# `assembly-theory` Scripts
As with many open-source projects, `scripts/` is the junk drawer of supporting code external to the `assembly-theory` library itself.
## Installation
We use [`uv`](https://docs.astral.sh/uv/) to manage Python environments. [Install it](https://docs.astral.sh/uv/getting-started/installation/) and then run the following to get all dependencies:
```shell
# Make sure you're in the scripts/ directory!
uv sync
```
## Scripts Catalog
### `dataset_curation.ipynb`
This Python notebook generates and documents the molecule datasets in `data/` curated from existing databases.
To view and interact with the notebook, run:
```shell
uv run jupyter notebook dataset_curation.ipynb
```
Or, if you just want to run the code:
```shell
uv run jupyter execute dataset_curation.ipynb
```
> [!NOTE]
> The notebook may take a while to run, since it downloads full datasets from Zenodo and then extracts the desired subsets.

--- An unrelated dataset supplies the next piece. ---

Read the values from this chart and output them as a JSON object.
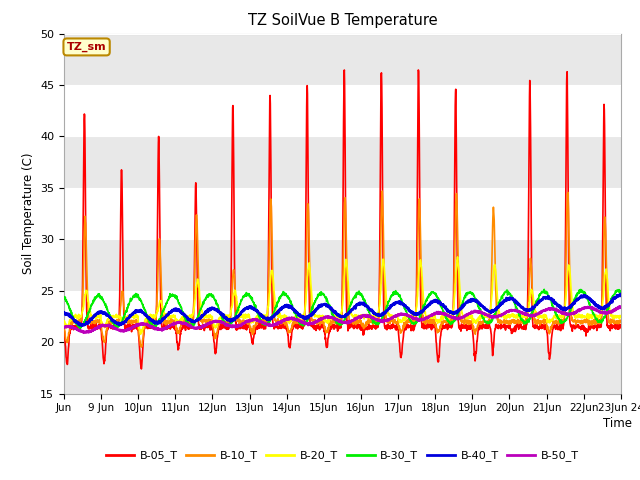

> Jupyter does not provide a way of redirecting the internal kernel's stdout to the terminal, so the various progress update messages are invisible when run in this way.
### `generate-ma-index.sh`
While the above Python notebook curates the reference dataset `.mol` files, this script generates their ground truth assembly indices in `data/<dataset>/ma-index.csv`.
This file is needed before a dataset can be used for testing.
From the `scripts/` directory, run this script to be presented with interactive menus for generation:
```shell
./generate-ma-index.sh
```
The first menu asks you to choose the dataset to generate ground truth for.
Enter a number to choose the dataset:
```shell
1) ../data/checks 3) ../data/gdb13_1201
2) ../data/coconut_220 4) ../data/gdb17_800
Generate ma-index.csv for:
```
The next menu asks you which program to use for assembly index calculation.
Again, enter a number to choose:
```shell
1) assembly_go
2) assembly-theory
Calculate assembly indices using:
```
[`assembly_go`](https://github.com/croningp/assembly_go) is existing, open-source software for calculating assembly indices.
We do not package its source code or its executable with our library, but it can be obtained [on GitHub](https://github.com/croningp/assembly_go) if non-self-referential ground truth is desired.
Otherwise, a release build of `assembly-theory` is created and used.
Note that `assembly-theory` is significantly faster.